Au rez-de-chaussée, des séries de petites toiles (19 x 27 cm), réalisées entre juillet 1999 et janvier 2000 dont une vingtaine encore jamais montrée, représentant des vues de paysages de sa chère Corrèze. Henri Cueco peint la Corrèze, là où il est né et à grandit, « le paysage est toujours une abstraction, une invention. » Ces peintures l'aident probablement à retrouver la sensibilité et les souvenirs de son enfance… Cette idée de créer près de 200 petites toiles, vient de son désir de peindre obstinément et répétitivement la nature perçue par son regard. Le visiteur pourra déambuler de l'une à l'autre, s'amuser de découvrir les subtiles différences peintes par l'artiste.
A l'étage, nos yeux seront séduits par les rouleaux dépliés (acrylique sur papier vezère), ressemblants à des étendues d'herbes, de fleurs, de feuilles… de tapis parsemés. Des pièces magiques, ou l'œil se perd dans une forêt de détails chaque fois différents, que Cueco pourrait peindre à l'infini. Les couleurs sont celles de l'automne, des fleurs bleues sauvages, des rouges flamboyants, des blancs comme neige jouant avec le gris. Des couleurs devenant des partitions de musique, rythmant des touches fines de peinture.

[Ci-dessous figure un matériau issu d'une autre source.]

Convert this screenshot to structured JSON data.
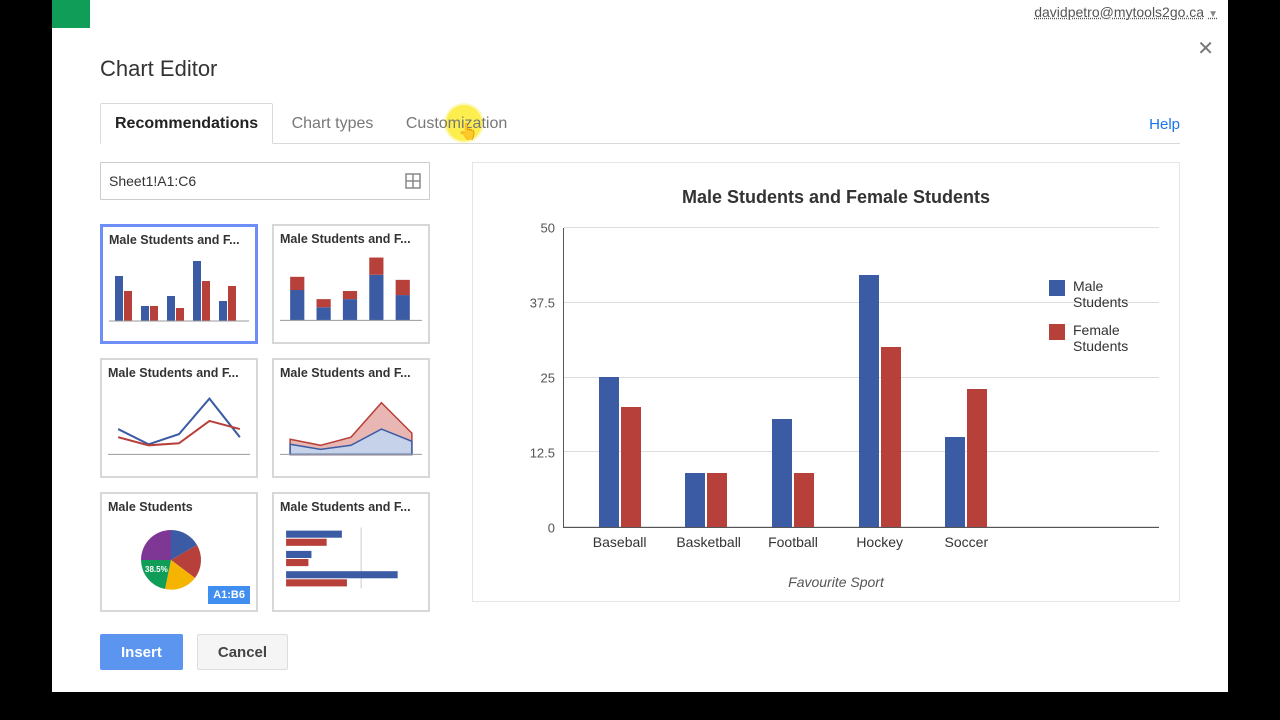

Un carnet de croquis, Cueco la petite peinture a été édité à cette occasion aux éditions du Cercle d'Art. On y retrouve les dessins de Corrèze ainsi que ses réflexions et commentaires.

Diaporama

henri cueco

Henri Cueco est né en 1929 en Corrèze, il décéde le 13 mars 2017.
Autodidacte, il s'initie à la peinture très jeune, poussé par son père d’origine espagnole. En 1947, il monte à Paris et entre en contact avec les peintres de La Ruche, qui à contrecourant de la tendance à l’abstraction de l’époque, décident de se tourner vers le réalisme. Il commence sa carrière artistique en participant en 1952 au Salon de la Jeune Peinture. À partir de ce groupe et du foisonnement artistique qui verra naître la figuration narrative, il développe une pratique artistique où la démarche figurative participe à un engagement politique de l’artiste dans la société, attaché à la nature, aux relations entre hommes et femmes, et au rapport au langage, écrit, parlé, peint et dessiné. Cet engagement sera également manifeste à partir de 1972 au sein de la Coopérative des Malassis, un groupe militant et figuratif, qu’il fonde avec Lucien Fleury, Jean-Claude Latil, Michel Parré, Gérard Tisserand et Christian Zeimert.